Expatriates, Immigrants, Refugees
By Jennifer Hammer
SNA (Tokyo) — On January 27, 2017, US President Donald Trump signed an executive order which seriously affected refugees waiting to enter the United States. These people were citizens from seven Muslim-majority countries: Libya, Iraq, Iran, Somalia, Sudan, Syria, and Yemen. For Trump’s supporters, this order appeared to confirm that the 45th President had made good on his promise to act against illegal immigrants. However, the people affected were not illegal immigrants at all; rather, they were expatriates, legal immigrants, and refugees. When they landed at numerous airports across the United States, they were detained and denied entry to their homes based merely upon their country of origin.
The Trump supporters appeared to be confused by basic definitions: “expatriates” are people who live outside of their home country; “immigrants” are those who leave to settle down and live in a foreign country; and “refugees” are people who have no choice in the matter, since they are fleeing persecution and danger in their home country. A person cannot be all three at the same time.

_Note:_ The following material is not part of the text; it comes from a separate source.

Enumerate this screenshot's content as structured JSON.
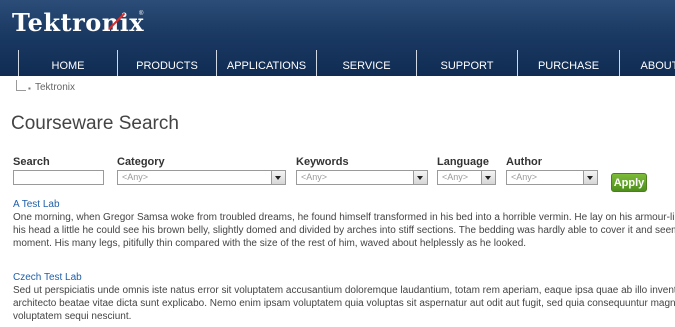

Japan is an example of a country with many expatriates. For example, the Ministry of Education wants Japanese students to learn English in elementary and secondary schools. This has created an influx of English teaching expatriates. All of the Assistant Language Teachers (ALTs) working in Japan are expatriates. They live outside of the country that they were born in, or grew up in, and they work in Japan. If they decide to leave Japan, they either return home (negating their status of being expatriates), or continue being an expat by moving to a third country. In some cases, expatriates become immigrants, choosing and having the ability to stay in Japan permanently.
The United States of America is a country with many immigrants as well as expatriates and refugees. In his recent executive order, President Trump, whether it be deliberately or accidentally, played upon the confusion that many people have in their minds about the newer arrivals among them, lumping them all into a single category of alleged potential “threat” to the nation.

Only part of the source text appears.